The HMRC data shows the number of pension transfers to QROPS remained relatively flat in 2018/19 tax year at 5,000 transfers (up 6%) worth a total of £640m (down 14%) compared to the previous tax year (4,700 transfers worth £740m). The market peaked in 2014/15 with 20,100 transfers valued at £1.76bn. The number of transfers has reduced substantially over the following tax years and for 2017/18 tax year, a new tax charge of 25% applied.
Andrew Tully, Technical Director at Canada Life, commented:
“The transfer charge has largely done its job in quelling the appetite of people who may have been considering moving their pension under a QROPS arrangement. The ability to flexibly access pensions under UK rules may also have had an impact as effectively there are no restrictions after the age of 55, apart from the obvious tax rules.
“There may be limited circumstances where transferring a pension overseas, even with the 25% tax charge, can make sense. This is where seeking specialised financial advice is critical to ensure all relevant rules are adhered to from both a UK perspective but also for the receiving arrangement. An adviser will also ensure you will not fall prey to the ever present scammers.”
QROPS transfer charge explained
In the March 2017 Budget, then Chancellor Philip Hammond introduced a 25% tax charge for qualifying pension transfers.

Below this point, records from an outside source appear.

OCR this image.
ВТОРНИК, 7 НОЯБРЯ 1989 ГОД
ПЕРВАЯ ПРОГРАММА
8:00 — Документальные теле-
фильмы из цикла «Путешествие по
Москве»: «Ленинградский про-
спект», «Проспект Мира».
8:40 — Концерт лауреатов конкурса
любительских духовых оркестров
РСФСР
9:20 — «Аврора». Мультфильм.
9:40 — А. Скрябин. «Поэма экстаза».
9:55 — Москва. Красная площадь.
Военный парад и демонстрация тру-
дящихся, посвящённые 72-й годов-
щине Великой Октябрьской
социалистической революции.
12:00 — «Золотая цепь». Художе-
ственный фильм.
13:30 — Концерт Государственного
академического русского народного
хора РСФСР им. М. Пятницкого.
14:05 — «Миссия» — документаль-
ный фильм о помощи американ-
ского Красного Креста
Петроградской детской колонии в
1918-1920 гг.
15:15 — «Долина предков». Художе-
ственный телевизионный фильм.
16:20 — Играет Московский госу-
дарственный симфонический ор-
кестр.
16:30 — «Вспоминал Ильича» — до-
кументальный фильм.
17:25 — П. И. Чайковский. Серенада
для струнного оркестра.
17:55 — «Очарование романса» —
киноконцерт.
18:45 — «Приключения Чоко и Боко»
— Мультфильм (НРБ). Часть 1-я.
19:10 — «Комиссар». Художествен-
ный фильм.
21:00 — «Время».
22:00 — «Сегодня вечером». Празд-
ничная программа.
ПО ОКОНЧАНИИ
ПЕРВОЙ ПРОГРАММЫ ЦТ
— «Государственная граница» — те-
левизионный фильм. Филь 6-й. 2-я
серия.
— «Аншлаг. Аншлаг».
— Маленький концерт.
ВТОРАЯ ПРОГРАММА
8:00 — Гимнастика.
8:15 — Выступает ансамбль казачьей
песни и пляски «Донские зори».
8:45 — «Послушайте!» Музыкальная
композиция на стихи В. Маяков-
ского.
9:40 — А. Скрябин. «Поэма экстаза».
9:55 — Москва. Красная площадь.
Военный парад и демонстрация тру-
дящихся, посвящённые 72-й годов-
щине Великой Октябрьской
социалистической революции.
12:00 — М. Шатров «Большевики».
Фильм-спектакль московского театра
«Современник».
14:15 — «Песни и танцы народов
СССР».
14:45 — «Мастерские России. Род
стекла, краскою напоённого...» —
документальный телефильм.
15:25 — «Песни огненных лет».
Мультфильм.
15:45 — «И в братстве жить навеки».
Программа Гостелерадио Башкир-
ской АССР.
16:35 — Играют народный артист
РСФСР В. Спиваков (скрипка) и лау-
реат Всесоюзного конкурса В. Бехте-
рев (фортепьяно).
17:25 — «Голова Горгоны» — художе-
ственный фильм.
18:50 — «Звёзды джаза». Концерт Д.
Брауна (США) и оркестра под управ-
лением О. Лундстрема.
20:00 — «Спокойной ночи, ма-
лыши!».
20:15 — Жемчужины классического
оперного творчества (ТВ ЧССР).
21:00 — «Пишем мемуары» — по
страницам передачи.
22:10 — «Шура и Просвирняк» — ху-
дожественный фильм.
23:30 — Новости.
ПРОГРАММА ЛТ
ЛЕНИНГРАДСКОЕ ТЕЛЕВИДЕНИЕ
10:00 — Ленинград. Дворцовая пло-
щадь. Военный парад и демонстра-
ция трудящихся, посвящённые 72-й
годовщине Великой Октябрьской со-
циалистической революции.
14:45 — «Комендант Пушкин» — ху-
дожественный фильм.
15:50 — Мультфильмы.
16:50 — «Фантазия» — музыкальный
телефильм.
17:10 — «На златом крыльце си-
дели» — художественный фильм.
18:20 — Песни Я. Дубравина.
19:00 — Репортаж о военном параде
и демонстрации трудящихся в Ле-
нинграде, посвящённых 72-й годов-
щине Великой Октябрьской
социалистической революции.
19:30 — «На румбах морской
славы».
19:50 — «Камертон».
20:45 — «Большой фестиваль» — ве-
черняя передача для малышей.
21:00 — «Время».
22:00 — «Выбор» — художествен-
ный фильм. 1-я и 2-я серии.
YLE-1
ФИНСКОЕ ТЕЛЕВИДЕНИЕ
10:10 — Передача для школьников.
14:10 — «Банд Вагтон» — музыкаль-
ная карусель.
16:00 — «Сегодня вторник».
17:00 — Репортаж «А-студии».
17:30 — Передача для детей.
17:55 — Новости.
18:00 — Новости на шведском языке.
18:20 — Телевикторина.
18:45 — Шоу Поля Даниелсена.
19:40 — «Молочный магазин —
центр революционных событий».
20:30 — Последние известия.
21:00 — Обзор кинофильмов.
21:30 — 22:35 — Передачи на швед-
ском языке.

The charge was applied to 30 transfers in the tax year 2017/18 raising tax of £1.4m1. It was hoped the introduction of a charge would discourage transfers from UK schemes where the person is seeking to reduce their tax liability by moving their pension wealth to a new jurisdiction. Government figures published at the time suggested the measure would raise £65m for the Exchequer in 2017/182. The tax charge is typically applied where the QROP resides outside the EEA3.
Broadly speaking the transfer charge applies unless the member is resident in the same country in which the QROPS is established, or the member is resident in a country within the European Economic Area (EEA) and the QROPS is established in a country within the EEA.
1. Freedom of Information request submitted by Canada Life to HMRC and answered on 17th August 2018. Copy available on request.
3. The tax charge applies unless both the individual and the QROPS are in the same country after the transfer, or the QROPS is in one country in the EEA and the individual is resident in another EEA after the transfer. There are some specific situations when the charge can be waived.